Hier aux environs de 14 heures, un homme originaire de Tizi n’Tleta, muni d’un marteau et d’un burin a tenté de dégrader la tombe de Matoub . L’intervention rapide des gardiens des lieux, membres de la Fondation Matoub a empêché le « profanateur » d’aller au bout de son « œuvre ».

Cette information immédiatement relayée sur les réseaux sociaux  n’a pas manqué de susciter diverses réactions . Le coupable dont l’identité a été révélée, est présenté comme un  sculpteur qui aime énormément Matoub Lounès et la Kabylie. Ce qui a poussé certains à prendre sa défense et à le disculper d’une volonté quelconque de vandaliser la tombe de son idole, d’autant plus qu’il est venu avec des outils de sculpteur. Il voulait faire quelque chose  certes, mais pas profaner, estiment-ils.

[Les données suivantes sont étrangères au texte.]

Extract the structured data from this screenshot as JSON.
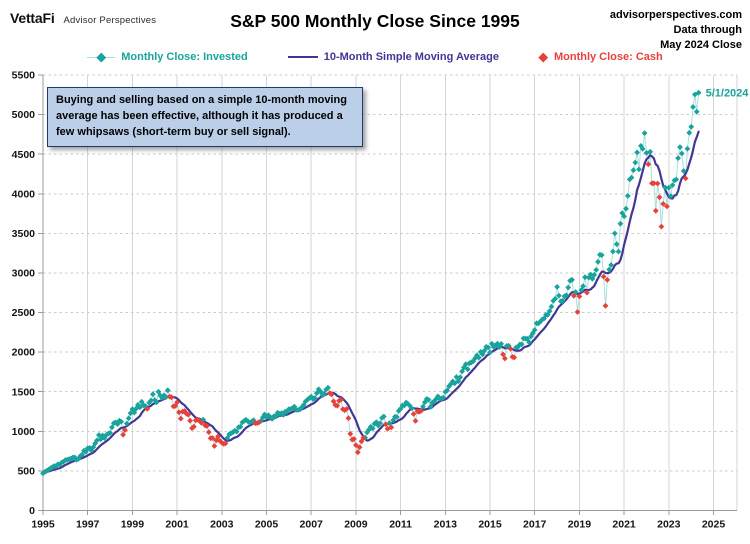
{
  "header": {
    "brand": "VettaFi",
    "brand_sub": "Advisor Perspectives",
    "title": "S&P 500 Monthly Close Since 1995",
    "source_line1": "advisorperspectives.com",
    "source_line2": "Data through",
    "source_line3": "May 2024 Close"
  },
  "annotation": {
    "text": "Buying and selling based on a simple 10-month moving average has been effective, although it has produced a few whipsaws (short-term buy or sell signal)."
  },
  "legend": {
    "invested": {
      "label": "Monthly Close: Invested",
      "color": "#1AA39D",
      "marker": "diamond-on-line"
    },
    "sma": {
      "label": "10-Month Simple Moving Average",
      "color": "#3F3795",
      "marker": "line"
    },
    "cash": {
      "label": "Monthly Close: Cash",
      "color": "#E6423C",
      "marker": "diamond"
    }
  },
  "colors": {
    "invested_teal": "#1AA39D",
    "cash_red": "#E6423C",
    "sma_navy": "#413895",
    "connector_light_teal": "#A9DEDC",
    "grid_vertical": "#D6D6D6",
    "grid_horizontal_dashed": "#CBCBCB",
    "axis": "#9B9B9B",
    "callout_fill": "#BCCFE9",
    "callout_border": "#1F3A6E"
  },
  "chart_data": {
    "type": "scatter",
    "title": "S&P 500 Monthly Close Since 1995",
    "xlabel": "",
    "ylabel": "",
    "xlim": [
      1995,
      2025
    ],
    "ylim": [
      0,
      5500
    ],
    "x_ticks": [
      1995,
      1997,
      1999,
      2001,
      2003,
      2005,
      2007,
      2009,
      2011,
      2013,
      2015,
      2017,
      2019,
      2021,
      2023,
      2025
    ],
    "y_ticks": [
      0,
      500,
      1000,
      1500,
      2000,
      2500,
      3000,
      3500,
      4000,
      4500,
      5000,
      5500
    ],
    "grid": {
      "horizontal": "dashed",
      "vertical": "solid"
    },
    "legend_position": "top-center",
    "x_start": {
      "year": 1995,
      "month": 1
    },
    "x_end_label": "5/1/2024",
    "last_close": 5277,
    "series_names": [
      "Monthly Close: Invested",
      "10-Month Simple Moving Average",
      "Monthly Close: Cash"
    ],
    "classification_rule": "month plotted as Cash (red) when close is below the 10-month simple moving average, otherwise Invested (teal); SMA line overlaid",
    "monthly_close": [
      470,
      487,
      501,
      515,
      533,
      545,
      562,
      562,
      584,
      582,
      605,
      616,
      636,
      640,
      646,
      654,
      669,
      671,
      640,
      652,
      687,
      705,
      757,
      741,
      786,
      791,
      757,
      801,
      848,
      885,
      954,
      899,
      947,
      915,
      955,
      970,
      980,
      1049,
      1102,
      1112,
      1091,
      1134,
      1121,
      957,
      1017,
      1099,
      1164,
      1229,
      1280,
      1238,
      1286,
      1335,
      1302,
      1373,
      1329,
      1320,
      1283,
      1363,
      1389,
      1469,
      1394,
      1366,
      1499,
      1452,
      1421,
      1455,
      1431,
      1518,
      1437,
      1429,
      1315,
      1320,
      1366,
      1240,
      1160,
      1249,
      1256,
      1224,
      1211,
      1134,
      1041,
      1060,
      1139,
      1148,
      1130,
      1107,
      1147,
      1077,
      1067,
      990,
      912,
      916,
      815,
      886,
      936,
      880,
      856,
      841,
      848,
      917,
      964,
      975,
      990,
      1008,
      996,
      1051,
      1058,
      1112,
      1131,
      1145,
      1126,
      1107,
      1121,
      1141,
      1102,
      1104,
      1115,
      1130,
      1174,
      1212,
      1181,
      1204,
      1181,
      1157,
      1192,
      1191,
      1234,
      1220,
      1229,
      1207,
      1249,
      1248,
      1280,
      1281,
      1295,
      1311,
      1270,
      1270,
      1277,
      1304,
      1336,
      1378,
      1401,
      1418,
      1438,
      1407,
      1421,
      1482,
      1531,
      1503,
      1455,
      1474,
      1527,
      1549,
      1481,
      1468,
      1379,
      1331,
      1323,
      1386,
      1400,
      1280,
      1267,
      1283,
      1166,
      969,
      896,
      903,
      826,
      735,
      798,
      873,
      919,
      919,
      987,
      1021,
      1057,
      1036,
      1096,
      1115,
      1074,
      1104,
      1169,
      1187,
      1089,
      1031,
      1102,
      1049,
      1141,
      1183,
      1181,
      1258,
      1286,
      1327,
      1326,
      1364,
      1345,
      1321,
      1292,
      1219,
      1131,
      1253,
      1247,
      1258,
      1312,
      1366,
      1408,
      1398,
      1310,
      1362,
      1379,
      1407,
      1441,
      1412,
      1416,
      1426,
      1498,
      1515,
      1569,
      1598,
      1631,
      1606,
      1686,
      1633,
      1682,
      1757,
      1806,
      1848,
      1783,
      1859,
      1872,
      1884,
      1924,
      1960,
      1931,
      2003,
      1972,
      2018,
      2068,
      2059,
      1995,
      2105,
      2068,
      2086,
      2107,
      2063,
      2104,
      1972,
      1920,
      2079,
      2080,
      2044,
      1940,
      1932,
      2060,
      2065,
      2097,
      2099,
      2174,
      2171,
      2168,
      2126,
      2199,
      2239,
      2279,
      2364,
      2363,
      2384,
      2412,
      2423,
      2470,
      2472,
      2519,
      2575,
      2648,
      2674,
      2824,
      2714,
      2641,
      2648,
      2705,
      2718,
      2816,
      2902,
      2914,
      2712,
      2760,
      2507,
      2704,
      2785,
      2834,
      2946,
      2752,
      2942,
      2980,
      2926,
      2977,
      3038,
      3141,
      3231,
      3226,
      2954,
      2585,
      2912,
      3044,
      3100,
      3271,
      3500,
      3363,
      3270,
      3622,
      3756,
      3714,
      3811,
      3973,
      4181,
      4204,
      4298,
      4395,
      4523,
      4308,
      4605,
      4567,
      4766,
      4516,
      4374,
      4530,
      4132,
      4132,
      3785,
      4130,
      3955,
      3586,
      3872,
      4080,
      3840,
      4077,
      3970,
      4109,
      4169,
      4180,
      4450,
      4589,
      4508,
      4288,
      4194,
      4568,
      4770,
      4846,
      5096,
      5254,
      5036,
      5277
    ]
  }
}
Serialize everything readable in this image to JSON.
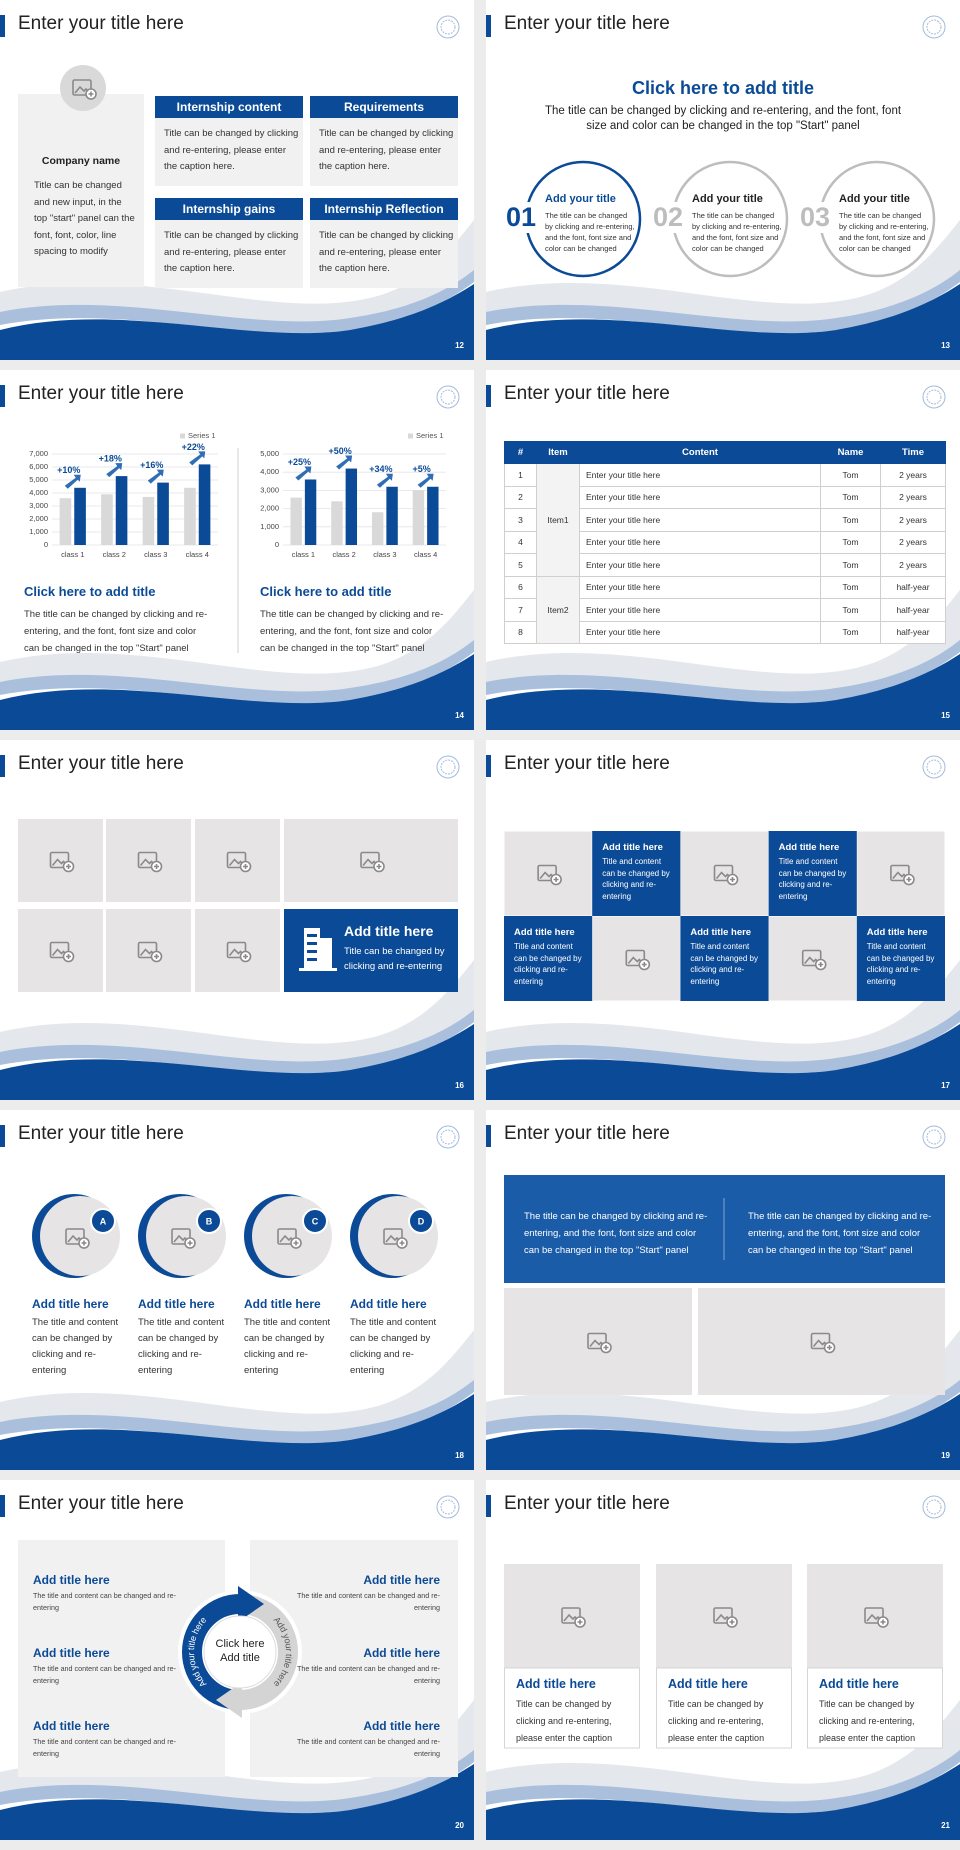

Pour d’autres, à l’exemple d’Assirem Matoub, le neveu du rebelle, cet acte, quelques soient ses raisons, est une profanation. « Qu’il travaille le marbre ou non, qu’il aime Matoub ou non, toute personne touchant à la tombe d’une personne sans l’accord de sa famille est une dégradation voir une profanation » précise-t-il sur sa page facebook.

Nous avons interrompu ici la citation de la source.